Late last week, a Keystone pipeline leak dumped at least 210,000 gallons of oil (and possibly even more than that) in South Dakota. The cleanup process is expected to take months, and many wondered whether the timing of the disaster would hinder approval of construction for TransCanada’s Keystone XL extension, which was proposed to run from Alberta, Canada to southern Nebraska. However, the permit was still approved on Monday by Nebraska.
As such, progress on the XL extension — championed by Republicans and President Trump, who revived the project through an executive order — can now proceed … but not quite as planned. The New York Times notes that the Public Service Commission was hindered by existing Nebraska law that doesn’t allow regulators to “consider pipeline safety and spill risks” while granting a permit. Still, the commission only approved the extension for an alternate route that has not yet been finalized, so the process didn’t check off every one of TransCanada’s desired boxes:
[T]he five-member commission rejected TransCanada’s preferred route and voted to approve an alternative route that would move the pipeline further east. The route of the new pipeline, which would carry 830,000 barrels a day of crude, would not cross any part of the state’s ecologically delicate Sandhills region.
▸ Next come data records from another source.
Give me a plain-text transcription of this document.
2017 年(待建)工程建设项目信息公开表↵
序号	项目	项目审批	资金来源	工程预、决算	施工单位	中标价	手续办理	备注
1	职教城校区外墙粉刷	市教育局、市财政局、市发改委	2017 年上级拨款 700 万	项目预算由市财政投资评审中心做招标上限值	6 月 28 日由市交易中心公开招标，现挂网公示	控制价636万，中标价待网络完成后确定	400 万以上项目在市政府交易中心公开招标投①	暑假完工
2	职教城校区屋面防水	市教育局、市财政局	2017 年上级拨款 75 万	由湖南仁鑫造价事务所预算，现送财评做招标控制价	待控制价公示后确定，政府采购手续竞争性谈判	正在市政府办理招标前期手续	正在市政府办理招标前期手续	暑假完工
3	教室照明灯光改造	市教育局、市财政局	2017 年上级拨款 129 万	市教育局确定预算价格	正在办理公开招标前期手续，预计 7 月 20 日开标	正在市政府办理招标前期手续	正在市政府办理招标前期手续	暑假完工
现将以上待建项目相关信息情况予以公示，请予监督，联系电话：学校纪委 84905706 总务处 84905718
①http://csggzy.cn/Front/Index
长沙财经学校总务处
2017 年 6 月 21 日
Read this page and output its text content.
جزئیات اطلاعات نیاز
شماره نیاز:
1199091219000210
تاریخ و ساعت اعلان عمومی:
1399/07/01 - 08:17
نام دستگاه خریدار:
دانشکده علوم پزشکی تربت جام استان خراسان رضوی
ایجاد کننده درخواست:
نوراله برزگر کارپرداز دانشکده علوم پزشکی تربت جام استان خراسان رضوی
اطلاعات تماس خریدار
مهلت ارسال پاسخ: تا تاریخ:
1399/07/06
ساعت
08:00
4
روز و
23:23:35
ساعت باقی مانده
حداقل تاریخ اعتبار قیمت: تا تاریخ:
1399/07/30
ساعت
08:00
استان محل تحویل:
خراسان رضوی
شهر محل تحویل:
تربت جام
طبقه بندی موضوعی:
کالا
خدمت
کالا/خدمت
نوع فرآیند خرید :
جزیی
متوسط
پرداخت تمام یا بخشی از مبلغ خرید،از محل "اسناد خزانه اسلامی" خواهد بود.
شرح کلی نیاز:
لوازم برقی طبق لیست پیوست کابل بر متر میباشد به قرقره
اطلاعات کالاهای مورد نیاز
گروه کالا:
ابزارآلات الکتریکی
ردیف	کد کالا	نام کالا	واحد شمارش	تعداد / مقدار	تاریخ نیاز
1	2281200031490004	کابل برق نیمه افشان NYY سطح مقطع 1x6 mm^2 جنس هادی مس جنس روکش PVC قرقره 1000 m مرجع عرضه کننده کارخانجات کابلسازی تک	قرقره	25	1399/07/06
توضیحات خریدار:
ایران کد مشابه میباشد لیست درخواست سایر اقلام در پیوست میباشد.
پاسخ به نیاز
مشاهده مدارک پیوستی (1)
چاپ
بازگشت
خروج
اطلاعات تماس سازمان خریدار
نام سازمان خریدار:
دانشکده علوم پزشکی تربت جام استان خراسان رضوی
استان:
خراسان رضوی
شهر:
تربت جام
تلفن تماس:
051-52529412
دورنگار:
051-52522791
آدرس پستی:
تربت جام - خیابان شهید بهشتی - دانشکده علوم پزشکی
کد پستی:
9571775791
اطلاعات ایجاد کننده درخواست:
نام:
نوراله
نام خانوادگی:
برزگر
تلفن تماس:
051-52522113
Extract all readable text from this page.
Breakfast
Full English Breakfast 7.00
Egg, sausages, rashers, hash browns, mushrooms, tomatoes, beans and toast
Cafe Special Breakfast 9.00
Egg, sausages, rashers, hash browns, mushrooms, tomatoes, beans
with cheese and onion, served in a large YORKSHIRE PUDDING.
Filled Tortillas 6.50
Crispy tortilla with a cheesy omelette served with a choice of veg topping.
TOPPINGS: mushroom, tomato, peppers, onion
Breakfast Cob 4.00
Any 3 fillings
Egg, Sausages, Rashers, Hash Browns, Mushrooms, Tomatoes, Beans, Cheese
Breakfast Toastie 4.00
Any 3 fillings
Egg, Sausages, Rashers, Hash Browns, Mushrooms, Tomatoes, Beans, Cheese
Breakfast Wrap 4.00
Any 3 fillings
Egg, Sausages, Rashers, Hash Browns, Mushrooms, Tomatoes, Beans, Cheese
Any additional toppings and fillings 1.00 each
In other words, there’s still plenty of squabbles to be fought by TransCanada to take the XL extension to fruition. Yes, the 9-year fight to clear the final regulatory requirement is over, but the energy company must now secure easements and other agreements from a whole new set of landowners. This could further set construction back for months, even years.
So, it’s fair to consider this a partial victory — Nebraska’s commission has certainly complicated the process after TransCanada “portrayed the alternative route as unworkable.” Now, they’ll have to figure out how to make it work, although one can be certain that the Trump administration will count this as a major win for #Jobs.